Bana ve benim üzerimden milli değerlerime sövülürse ben de susmam. Fakat durup dururken de kimseye çatmam. Benim üzerimden milli değerlerime sövmeyeceksiniz. Bizler böyle bir hakkı kimseye vermeyiz. Onlar da izin ver de sövelim, sen de ses çıkarma demiyorlar. Onlar da aynı görüşteler. Türkiye Şia’sı da her namuslu vatandaş gibi vatanına, devletine ve milletine sahip çıkma durumundadır. Bizden yana da aramızdan kendi beyanlarına göre mutlu, huzurlu ve istedikleri sonuçla döndüler. Bize mantıkla ve ölçüyle gelen herkesle mutabık ve muvaffak oluruz. Bizim bütün davamız Kuran ve Ehl-i Beyt’in gösterdiği yoldan gitmeye çalışmaktır. Bizler bütün ömrümüzü ve derdimizi buna vakfetmişiz.

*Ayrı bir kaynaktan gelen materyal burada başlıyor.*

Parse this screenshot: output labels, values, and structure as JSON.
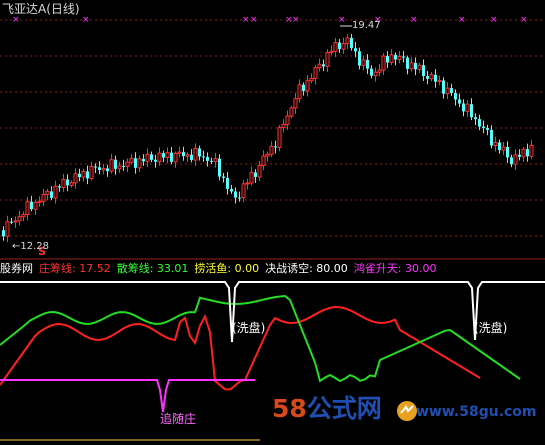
{
  "title": {
    "name": "飞亚达A",
    "period": "(日线)"
  },
  "price": {
    "high_label": "19.47",
    "low_label": "←12.28",
    "signal_mark": "S"
  },
  "indicator": {
    "name": "股券网",
    "values": [
      {
        "label": "庄筹线:",
        "value": "17.52",
        "color": "#ff3333"
      },
      {
        "label": "散筹线:",
        "value": "33.01",
        "color": "#33ff33"
      },
      {
        "label": "捞活鱼:",
        "value": "0.00",
        "color": "#ffff33"
      },
      {
        "label": "决战诱空:",
        "value": "80.00",
        "color": "#ffffff"
      },
      {
        "label": "鸿雀升天:",
        "value": "30.00",
        "color": "#ff33ff"
      }
    ]
  },
  "annotations": {
    "wash_1": "(洗盘)",
    "wash_2": "(洗盘)",
    "chase": "追随庄"
  },
  "watermark": {
    "main_num": "58",
    "main_text": "公式网",
    "url": "www.58gu.com"
  },
  "colors": {
    "background": "#000000",
    "up_candle": "#ff3232",
    "down_candle": "#54ffff",
    "grid": "#8b1a1a",
    "marker": "#ff33ff",
    "zhuang_line": "#ff2020",
    "san_line": "#22dd22",
    "white_line": "#ffffff",
    "magenta_line": "#ff33ff",
    "yellow_line": "#ffcc33"
  }
}
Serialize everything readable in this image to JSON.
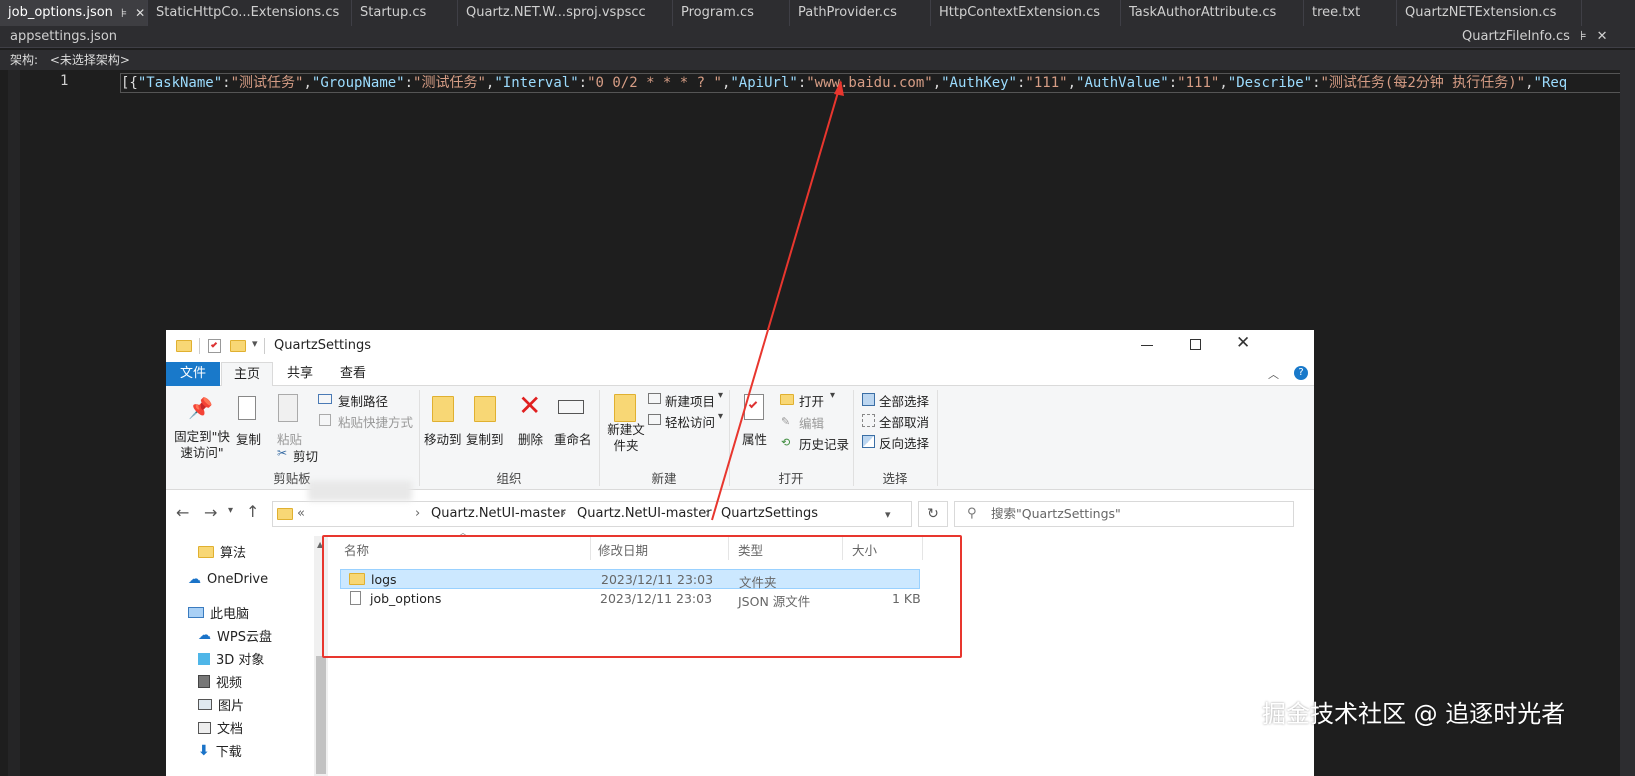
{
  "vs": {
    "tabs": [
      "job_options.json",
      "StaticHttpCo...Extensions.cs",
      "Startup.cs",
      "Quartz.NET.W...sproj.vspscc",
      "Program.cs",
      "PathProvider.cs",
      "HttpContextExtension.cs",
      "TaskAuthorAttribute.cs",
      "tree.txt",
      "QuartzNETExtension.cs"
    ],
    "pin_glyph": "⊧",
    "close_glyph": "✕",
    "tab2_left": "appsettings.json",
    "tab2_right": "QuartzFileInfo.cs",
    "arch_label": "架构:",
    "arch_value": "<未选择架构>",
    "line_number": "1",
    "code": {
      "open": "[{",
      "k1": "\"TaskName\"",
      "v1": "\"测试任务\"",
      "k2": "\"GroupName\"",
      "v2": "\"测试任务\"",
      "k3": "\"Interval\"",
      "v3": "\"0 0/2 * * * ? \"",
      "k4": "\"ApiUrl\"",
      "v4": "\"www.baidu.com\"",
      "k5": "\"AuthKey\"",
      "v5": "\"111\"",
      "k6": "\"AuthValue\"",
      "v6": "\"111\"",
      "k7": "\"Describe\"",
      "v7": "\"测试任务(每2分钟 执行任务)\"",
      "k8": "\"Req"
    }
  },
  "explorer": {
    "title": "QuartzSettings",
    "ribbon_tabs": [
      "文件",
      "主页",
      "共享",
      "查看"
    ],
    "clipboard": {
      "pin": "固定到\"快速访问\"",
      "copy": "复制",
      "paste": "粘贴",
      "copy_path": "复制路径",
      "paste_shortcut": "粘贴快捷方式",
      "cut": "剪切",
      "group": "剪贴板"
    },
    "organize": {
      "move_to": "移动到",
      "copy_to": "复制到",
      "delete": "删除",
      "rename": "重命名",
      "group": "组织"
    },
    "new": {
      "new_folder": "新建文件夹",
      "new_item": "新建项目",
      "easy_access": "轻松访问",
      "group": "新建"
    },
    "open": {
      "properties": "属性",
      "open": "打开",
      "edit": "编辑",
      "history": "历史记录",
      "group": "打开"
    },
    "select": {
      "select_all": "全部选择",
      "select_none": "全部取消",
      "invert": "反向选择",
      "group": "选择"
    },
    "breadcrumb": [
      "Quartz.NetUI-master",
      "Quartz.NetUI-master",
      "QuartzSettings"
    ],
    "breadcrumb_prefix": "«",
    "search_placeholder": "搜索\"QuartzSettings\"",
    "nav": [
      "算法",
      "OneDrive",
      "此电脑",
      "WPS云盘",
      "3D 对象",
      "视频",
      "图片",
      "文档",
      "下载"
    ],
    "columns": [
      "名称",
      "修改日期",
      "类型",
      "大小"
    ],
    "files": [
      {
        "name": "logs",
        "date": "2023/12/11 23:03",
        "type": "文件夹",
        "size": ""
      },
      {
        "name": "job_options",
        "date": "2023/12/11 23:03",
        "type": "JSON 源文件",
        "size": "1 KB"
      }
    ]
  },
  "watermark": "掘金技术社区 @ 追逐时光者"
}
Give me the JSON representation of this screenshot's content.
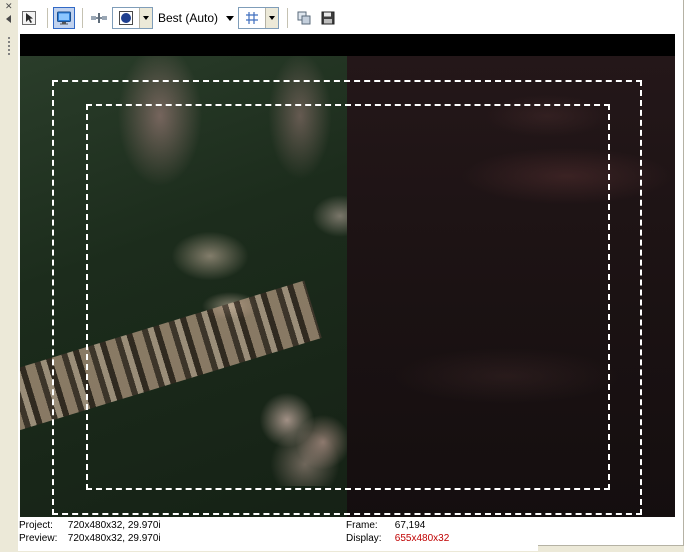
{
  "toolbar": {
    "quality_label": "Best (Auto)"
  },
  "status": {
    "project_label": "Project:",
    "project_value": "720x480x32, 29.970i",
    "preview_label": "Preview:",
    "preview_value": "720x480x32, 29.970i",
    "frame_label": "Frame:",
    "frame_value": "67,194",
    "display_label": "Display:",
    "display_value": "655x480x32"
  },
  "colors": {
    "accent": "#3169c6",
    "display_value_color": "#c00000"
  },
  "icons": {
    "close": "close-icon",
    "collapse": "collapse-arrow-icon",
    "grip": "grip-icon",
    "select": "select-arrow-icon",
    "external_monitor": "external-monitor-icon",
    "split_screen": "split-screen-icon",
    "overlays": "overlays-icon",
    "grid": "grid-icon",
    "copy_snapshot": "copy-snapshot-icon",
    "save_snapshot": "save-snapshot-icon"
  }
}
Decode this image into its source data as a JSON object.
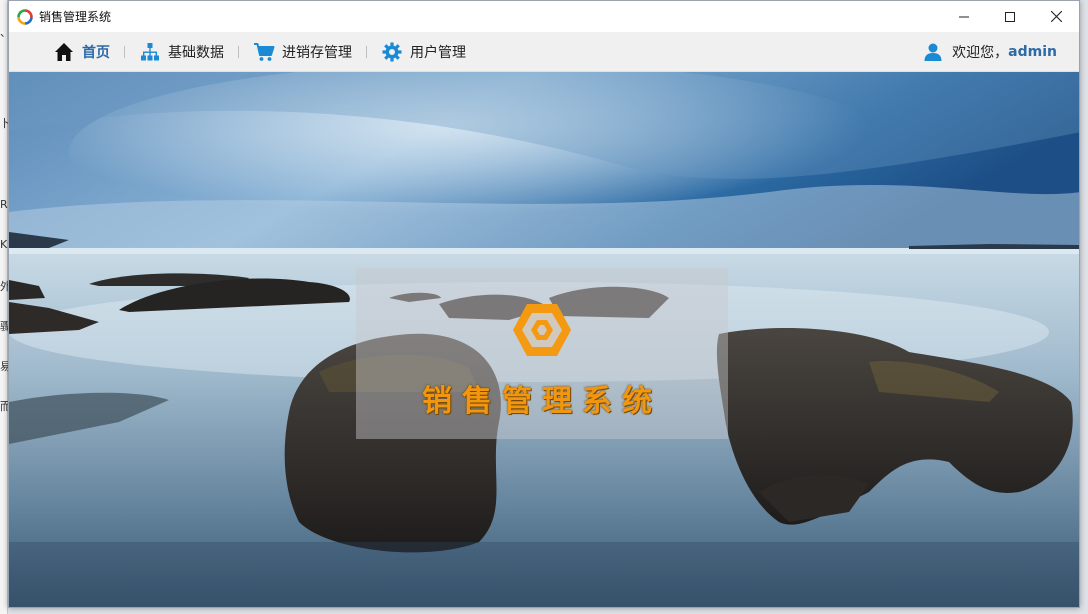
{
  "window": {
    "title": "销售管理系统",
    "controls": {
      "minimize": "—",
      "maximize": "☐",
      "close": "✕"
    }
  },
  "nav": {
    "items": [
      {
        "label": "首页",
        "icon": "home-icon",
        "active": true
      },
      {
        "label": "基础数据",
        "icon": "sitemap-icon",
        "active": false
      },
      {
        "label": "进销存管理",
        "icon": "cart-icon",
        "active": false
      },
      {
        "label": "用户管理",
        "icon": "gear-icon",
        "active": false
      }
    ],
    "user": {
      "greeting": "欢迎您，",
      "name": "admin",
      "icon": "user-icon"
    }
  },
  "brand": {
    "title": "销售管理系统",
    "logo": "hexagon-logo-icon",
    "color": "#f0960f"
  },
  "colors": {
    "accent": "#2d6aa8",
    "nav_icon": "#1a8ad4"
  },
  "behind_window_glyphs": [
    "、",
    "卜",
    "R",
    "K",
    "外",
    "骤",
    "易",
    "而"
  ]
}
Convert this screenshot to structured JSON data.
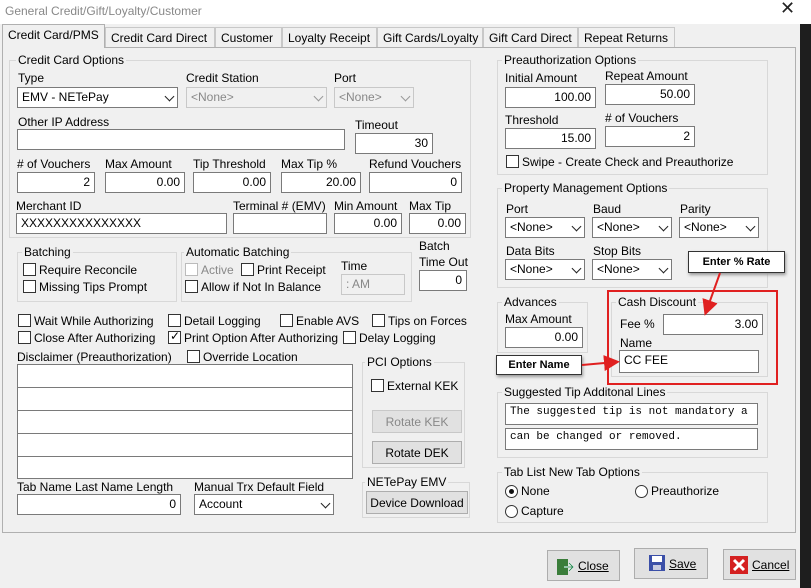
{
  "window": {
    "title": "General Credit/Gift/Loyalty/Customer",
    "close_glyph": "✕"
  },
  "tabs": [
    "Credit Card/PMS",
    "Credit Card Direct",
    "Customer",
    "Loyalty Receipt",
    "Gift Cards/Loyalty",
    "Gift Card Direct",
    "Repeat Returns"
  ],
  "cc": {
    "title": "Credit Card Options",
    "type_label": "Type",
    "type_value": "EMV - NETePay",
    "station_label": "Credit Station",
    "station_value": "<None>",
    "port_label": "Port",
    "port_value": "<None>",
    "other_ip_label": "Other IP Address",
    "other_ip_value": "",
    "timeout_label": "Timeout",
    "timeout_value": "30",
    "vouchers_label": "# of Vouchers",
    "vouchers_value": "2",
    "max_amount_label": "Max Amount",
    "max_amount_value": "0.00",
    "tip_threshold_label": "Tip Threshold",
    "tip_threshold_value": "0.00",
    "max_tip_pct_label": "Max Tip %",
    "max_tip_pct_value": "20.00",
    "refund_vouchers_label": "Refund Vouchers",
    "refund_vouchers_value": "0",
    "merchant_label": "Merchant ID",
    "merchant_value": "XXXXXXXXXXXXXXX",
    "terminal_label": "Terminal # (EMV)",
    "terminal_value": "",
    "min_amount_label": "Min Amount",
    "min_amount_value": "0.00",
    "max_tip_label": "Max Tip",
    "max_tip_value": "0.00"
  },
  "batching": {
    "title": "Batching",
    "require_reconcile": "Require Reconcile",
    "missing_tips": "Missing Tips Prompt"
  },
  "auto_batching": {
    "title": "Automatic Batching",
    "active": "Active",
    "print_receipt": "Print Receipt",
    "allow_not_balance": "Allow if Not In Balance",
    "time_label": "Time",
    "time_value": ":  AM"
  },
  "batch_timeout": {
    "label_line1": "Batch",
    "label_line2": "Time Out",
    "value": "0"
  },
  "options": {
    "wait_while_auth": "Wait While Authorizing",
    "detail_logging": "Detail Logging",
    "enable_avs": "Enable AVS",
    "tips_on_forces": "Tips on Forces",
    "close_after_auth": "Close After Authorizing",
    "print_option_after_auth": "Print Option After Authorizing",
    "delay_logging": "Delay Logging",
    "check_glyph": "✓"
  },
  "disclaimer": {
    "label": "Disclaimer (Preauthorization)",
    "override_location": "Override Location"
  },
  "pci": {
    "title": "PCI Options",
    "external_kek": "External KEK",
    "rotate_kek": "Rotate KEK",
    "rotate_dek": "Rotate DEK"
  },
  "tab_name": {
    "label": "Tab Name  Last Name Length",
    "value": "0"
  },
  "manual_trx": {
    "label": "Manual Trx Default Field",
    "value": "Account"
  },
  "netepay": {
    "title": "NETePay EMV",
    "device_download": "Device Download"
  },
  "preauth": {
    "title": "Preauthorization Options",
    "initial_label": "Initial Amount",
    "initial_value": "100.00",
    "repeat_label": "Repeat Amount",
    "repeat_value": "50.00",
    "threshold_label": "Threshold",
    "threshold_value": "15.00",
    "vouchers_label": "# of Vouchers",
    "vouchers_value": "2",
    "swipe_label": "Swipe - Create Check and Preauthorize"
  },
  "pms": {
    "title": "Property Management Options",
    "port_label": "Port",
    "baud_label": "Baud",
    "parity_label": "Parity",
    "databits_label": "Data Bits",
    "stopbits_label": "Stop Bits",
    "none": "<None>"
  },
  "advances": {
    "title": "Advances",
    "max_amount_label": "Max Amount",
    "max_amount_value": "0.00"
  },
  "cash_discount": {
    "title": "Cash Discount",
    "fee_label": "Fee %",
    "fee_value": "3.00",
    "name_label": "Name",
    "name_value": "CC FEE"
  },
  "callouts": {
    "rate": "Enter % Rate",
    "name": "Enter Name",
    "accent": "#e02020"
  },
  "suggested": {
    "title": "Suggested Tip Additonal Lines",
    "line1": "The suggested tip is not mandatory a",
    "line2": "can be changed or removed."
  },
  "tablist": {
    "title": "Tab List New Tab Options",
    "none": "None",
    "preauthorize": "Preauthorize",
    "capture": "Capture"
  },
  "buttons": {
    "close": "Close",
    "save": "Save",
    "cancel": "Cancel"
  }
}
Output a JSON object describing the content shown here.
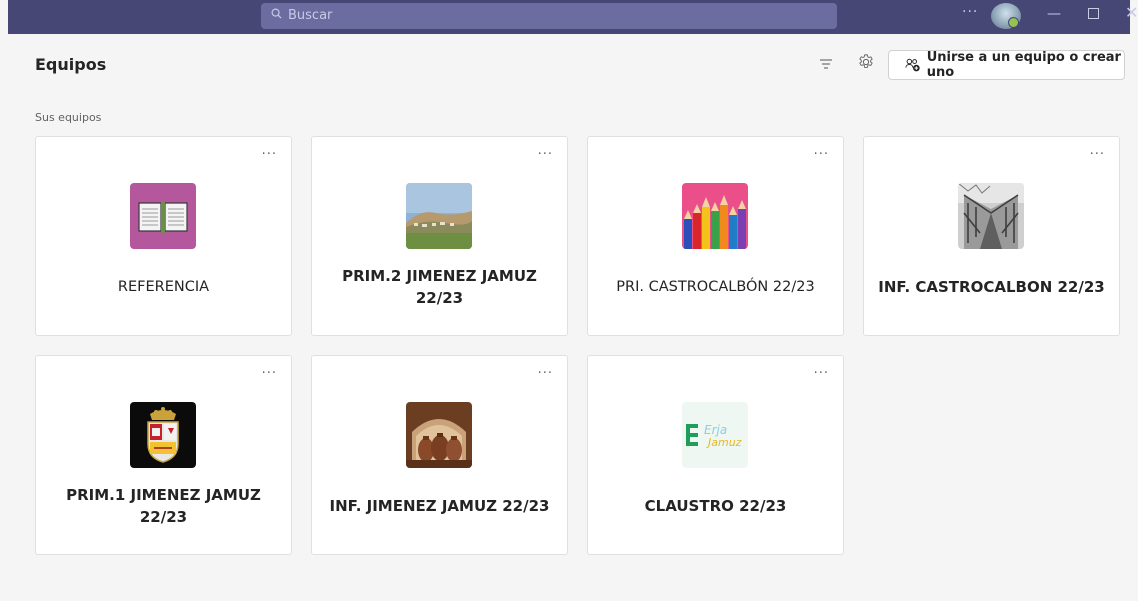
{
  "titlebar": {
    "search_placeholder": "Buscar",
    "more_label": "···",
    "minimize_label": "—",
    "close_label": "✕"
  },
  "header": {
    "title": "Equipos",
    "join_button_label": "Unirse a un equipo o crear uno"
  },
  "section": {
    "label": "Sus equipos"
  },
  "teams": [
    {
      "name": "REFERENCIA",
      "bold": false,
      "icon": "book-icon"
    },
    {
      "name": "PRIM.2 JIMENEZ JAMUZ 22/23",
      "bold": true,
      "icon": "landscape-photo"
    },
    {
      "name": "PRI. CASTROCALBÓN 22/23",
      "bold": false,
      "icon": "pencils-photo"
    },
    {
      "name": "INF. CASTROCALBON 22/23",
      "bold": true,
      "icon": "bridge-photo"
    },
    {
      "name": "PRIM.1 JIMENEZ JAMUZ 22/23",
      "bold": true,
      "icon": "coat-of-arms"
    },
    {
      "name": "INF. JIMENEZ JAMUZ 22/23",
      "bold": true,
      "icon": "pottery-photo"
    },
    {
      "name": "CLAUSTRO 22/23",
      "bold": true,
      "icon": "cra-logo"
    }
  ],
  "card_more_label": "···",
  "colors": {
    "titlebar": "#464775",
    "accent": "#6264a7",
    "background": "#f5f5f5"
  }
}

Biz de kendisinden mantıklı ve ölçülü tavrından dolayı razıyız. O’nu gönderen Rehberiyet’e bağlı kurumlara da teşekkür diyorum. Doğru kişiyi seçtiler. Bundan sonra da Rehber’i bahane ederek buraya muhalefet edenler kendi münafıklıklarını tescillemiş olurlar.
 
Bugün Amerika’nın finanse ettiği bir televizyon kanalında bir şeye rastladım. Bu kanal İran’da yaşanan son hadiselerle ilgili çok çaba sarf etmektedir. Kanal İran halkına müjdeler veriyor, müjdesi de ABD Başkanı Biden’ın İran’ı özgürleştireceği haberiydi. Bunak Biden’ın haberini müjde olarak veriyorlar… Peki, nasıl azat edeceksiniz İran’ı? Somali’yi, Afganistan’ı ve Irak’ı azat ettiğiniz gibi mi? Kimse de bunu çıkıp sormuyor? Irak’ı baştan sona yıkıp harabeye çevirdi. Somali hala iç savaşla uğraşıyor. Amerika’nın azatlık anlayışı bu. O özgürlük kendi başlarına olsun. Ama İran halkının gençlerinin bir kısmı demek ki inanıyorlar bu sözlere. Bizler Türk milletinin vatandaşı olarak İran’ın bu şekilde yıkılmasını istemeyiz. Başındaki kim olursa olsun. İnanın ki gençlerin çoğu ne yaptığını bilmiyor. İran’daki devlet boşluğu Irak ve Suriye’den çok kötü sonuçlara götürür ve bunun bize çok zararı olur. Lideri, hükümeti ve alternatifi olmayan, sadece derdi yıkmak olan bir düşünce bizim hayrımıza ve lehimize değildir. Bir otorite boşluğu olursa, bizim sınırlarımızda başımız çok ağrır. Hiç planımızda olmayan bir savaşın içerisinde oluruz. Türkiye devleti ve milleti de bunu istemiyor. 
 
Azerbaycan ve İran’ı birbirine düşürmek için de çok şeytanca oyunlar oynanıyor. Ne yazık ki, oradaki bazı kurumlar da bu oyunlara geliyor. Bu ülkelerin dostluktan başka çaresi yok. Bu ülkelerin kaderi dost olmaktır. Çünkü kardeştirler, kardeşlerin düşmanlığı da acı olur. Allah göstermesin. Azerbaycan’ın, Türkiye’nin, İran’ın ve diğer İslam ülkelerinin birbiriyle dost olma zorunluluğu var. Aralarında ki sorunları giderip, güvenlerini birbirine tazelemelidirler. 
 
Allah bu ülkeler ve diğer İslam ülkelerini âbâd etsin, düşmanların entrikalarından muhafaza buyursun.” dedi.